Another often repeated but ridiculous claim is the amount of money that is spent on each medical student by the government. I often wonder how they arrive at that figure which different people claim to be between Rs 30 lakh and Rs 1 crore. I presume it is by dividing the total amount spent on staff salaries and patient care by the number of medical students admitted every year. Providing tertiary level of free patient care to the poor and underprivileged is the responsibility of any tax collecting government.
Tertiary level hospitals such as those set up at Vizag, Guntur, Vijayawada, Kakinada, Tirupati, Kurnool, Hyderabad and Warangal, are essentially referral centres for patients requiring advanced care in primary health centres, taluk and district hospitals. No wonder these tertiary referral hospitals require a large staff, considerable bed strength, advanced and expensive diagnostic and therapeutic facilities to cater to patient care, irrespective of whether medical college and medical students are present or not.
To attribute all this fundamental expenditure to medical education is bizarre indeed. Moreover, medical students in government medical colleges are selected through a tough, stressful and exhausting selection procedure that is open to all and not as per the whims and fancies of anybody to comment, “You are studying with public money. So you have to keep mum.” It will be as outlandish and outrageous as a rich taxpayer asking a poor non tax payer to work for him free as he is paying tax for the latter’s subsidies!
With regard to the controversial ‘compulsory one year rural service’, the government and junior doctors have their own points of view which address genuine concerns from each side.
From the government’s perspective, compulsory rural service will ensure that a trained medical student is less likely to abscond from duties in rural areas as he or she will be bound by the requirement to complete that period in order to obtain the degree. Moreover, it will be cheaper labour compared to posting permanent doctors, no less an important consideration for the government.

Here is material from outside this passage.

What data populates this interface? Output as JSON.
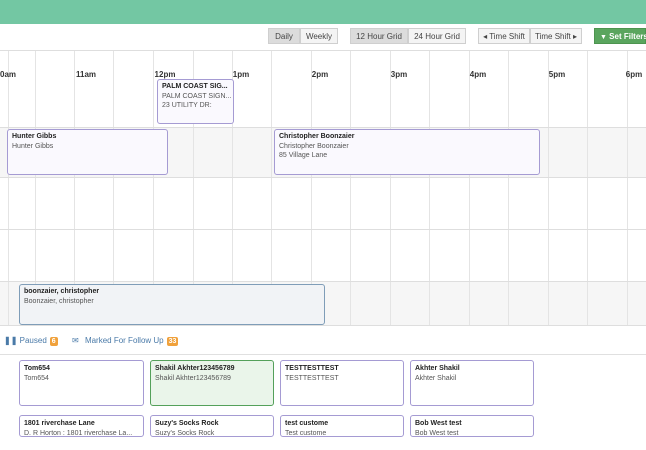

From the perspective of junior doctors, they consider that rural service will an academic suicide for them in a very crucial phase of their career – they will not be able to render the best therapeutic services that they have learnt from their text books and teachers in an atmosphere of inadequate diagnostic facilities and limited availability of medicines. Rural service will also hamper their preparation for entrance exams for higher studies, which will be another mind wrenching, extremely stressful effort for them.
Comparing themselves to their engineering counterparts who finish their studies much earlier, getting jobs in cities or overseas and earning much more at an earlier age is inevitable and adds to the pain. On the other side of the coin, the junior doctors will have the opportunity to work in rural India and learn new and wise things in life from their interactions with people and local politicians. Some leaders of the JUDA have spoken on TV that they are willing to work in rural areas if they are posted on permanent basis.
Withholding the issue of degree certificates until the completion of rural service is a concern for the junior doctors who claim that it is under purview of the Medical Council of India (MCI) and not the State government.
Junior doctors need to be viewed as medical students- intelligent but stressed out (from their academic curriculum), young but unexposed to the society and so impatient and instinctive. Their genuine concerns need to be addressed before the government takes a final decision.